Again, Upton didn’t say a word about policies for people who buy their own medical insurance; all his compassion was for business owners having to follow the law. Furthermore, that provision about 1099 forms was repealed over two years ago. So Upton’s “warning” no longer applies.

The closest thing to an actual prescient warning quoted in the press release from the Speaker’s office was an August 2009 radio address by Rep. Tom Price (R-Ga.), transcribed here. Price did speak directly to the issue of rising standards leading to a higher premium price: “For starters, within five years, every health care plan will have to meet a new federal definition for coverage – one that your current plan might not match, even if you like it.”

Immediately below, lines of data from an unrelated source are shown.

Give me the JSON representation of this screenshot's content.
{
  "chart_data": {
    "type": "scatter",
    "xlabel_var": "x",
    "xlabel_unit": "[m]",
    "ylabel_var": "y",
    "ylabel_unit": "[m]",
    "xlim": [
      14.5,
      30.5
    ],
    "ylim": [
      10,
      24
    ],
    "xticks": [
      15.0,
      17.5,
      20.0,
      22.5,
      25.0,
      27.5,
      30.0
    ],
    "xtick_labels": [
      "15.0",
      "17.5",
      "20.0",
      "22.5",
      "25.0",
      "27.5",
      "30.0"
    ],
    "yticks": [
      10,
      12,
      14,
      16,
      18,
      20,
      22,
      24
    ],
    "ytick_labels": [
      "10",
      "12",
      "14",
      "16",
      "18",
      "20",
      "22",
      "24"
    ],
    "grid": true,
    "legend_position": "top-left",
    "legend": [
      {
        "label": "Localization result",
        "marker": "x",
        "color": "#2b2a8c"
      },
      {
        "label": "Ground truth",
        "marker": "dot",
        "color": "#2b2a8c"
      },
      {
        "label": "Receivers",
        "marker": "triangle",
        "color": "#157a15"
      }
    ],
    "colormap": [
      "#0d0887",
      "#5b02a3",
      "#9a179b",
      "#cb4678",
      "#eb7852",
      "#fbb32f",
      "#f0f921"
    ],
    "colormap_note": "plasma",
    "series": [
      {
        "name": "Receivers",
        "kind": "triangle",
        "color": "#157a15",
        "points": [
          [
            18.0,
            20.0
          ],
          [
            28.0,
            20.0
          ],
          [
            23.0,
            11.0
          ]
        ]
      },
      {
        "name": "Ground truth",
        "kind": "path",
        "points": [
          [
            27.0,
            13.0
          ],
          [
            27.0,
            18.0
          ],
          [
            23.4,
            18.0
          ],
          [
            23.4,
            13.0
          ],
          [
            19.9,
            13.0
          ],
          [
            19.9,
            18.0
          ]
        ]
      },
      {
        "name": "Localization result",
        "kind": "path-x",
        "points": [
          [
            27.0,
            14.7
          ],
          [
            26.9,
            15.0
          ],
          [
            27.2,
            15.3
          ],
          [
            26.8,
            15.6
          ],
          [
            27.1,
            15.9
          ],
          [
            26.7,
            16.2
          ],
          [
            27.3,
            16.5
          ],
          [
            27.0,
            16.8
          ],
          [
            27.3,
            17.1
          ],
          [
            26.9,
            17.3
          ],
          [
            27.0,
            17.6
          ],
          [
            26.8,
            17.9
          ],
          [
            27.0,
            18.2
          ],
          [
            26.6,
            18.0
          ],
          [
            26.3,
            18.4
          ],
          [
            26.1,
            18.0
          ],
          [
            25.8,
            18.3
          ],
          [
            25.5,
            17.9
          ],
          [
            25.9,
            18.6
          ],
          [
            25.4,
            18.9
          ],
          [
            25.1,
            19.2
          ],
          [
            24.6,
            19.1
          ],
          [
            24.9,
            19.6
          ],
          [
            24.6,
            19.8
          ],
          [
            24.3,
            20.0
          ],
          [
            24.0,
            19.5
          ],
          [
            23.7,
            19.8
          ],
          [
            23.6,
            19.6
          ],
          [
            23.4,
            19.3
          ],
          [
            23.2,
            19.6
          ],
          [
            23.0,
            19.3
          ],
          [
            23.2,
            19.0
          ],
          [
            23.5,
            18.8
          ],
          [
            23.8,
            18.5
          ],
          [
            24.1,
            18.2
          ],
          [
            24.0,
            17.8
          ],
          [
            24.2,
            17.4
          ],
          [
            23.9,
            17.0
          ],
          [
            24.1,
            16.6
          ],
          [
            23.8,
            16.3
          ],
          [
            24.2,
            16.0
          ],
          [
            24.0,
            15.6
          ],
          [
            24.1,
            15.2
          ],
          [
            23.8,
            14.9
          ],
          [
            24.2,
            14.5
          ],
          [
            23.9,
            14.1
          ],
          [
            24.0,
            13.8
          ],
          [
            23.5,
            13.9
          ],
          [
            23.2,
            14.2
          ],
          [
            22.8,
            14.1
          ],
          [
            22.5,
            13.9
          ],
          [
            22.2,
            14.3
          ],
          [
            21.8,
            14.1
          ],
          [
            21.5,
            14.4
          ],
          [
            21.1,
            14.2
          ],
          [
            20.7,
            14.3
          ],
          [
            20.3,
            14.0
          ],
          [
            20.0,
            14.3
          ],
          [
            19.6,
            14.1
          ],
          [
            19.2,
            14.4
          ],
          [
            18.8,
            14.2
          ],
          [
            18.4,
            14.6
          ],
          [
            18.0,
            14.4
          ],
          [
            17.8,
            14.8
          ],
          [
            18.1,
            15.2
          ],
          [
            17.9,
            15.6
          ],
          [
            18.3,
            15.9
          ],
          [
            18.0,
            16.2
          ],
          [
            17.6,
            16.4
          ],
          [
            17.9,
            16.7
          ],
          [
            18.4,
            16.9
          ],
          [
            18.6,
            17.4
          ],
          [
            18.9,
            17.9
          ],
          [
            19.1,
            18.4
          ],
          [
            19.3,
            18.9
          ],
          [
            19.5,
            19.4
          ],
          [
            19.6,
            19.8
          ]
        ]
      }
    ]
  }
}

But then Price went on to say things like, “Now the President has also said that he thinks the government should compete with your current health care plan.” That was a reference to the “public option,” which President Obama had successfully campaigned on in 2008 but dropped in a largely fruitless attempt to gain more Republican support. Price was speaking months before the passage of the Affordable Care Act. He was “warning” about provisions that weren’t in the final text.

Ironically, Speaker Boehner and his office issued that press release in an attempt to argue that President Obama wasn’t fully truthful. But the Speaker’s statement, when examined fully, shows that Boehner and his staff are willing to conceal the truth. Believing that you’re justified in such a double standard is a hallmark of OIP Derangement Syndrome.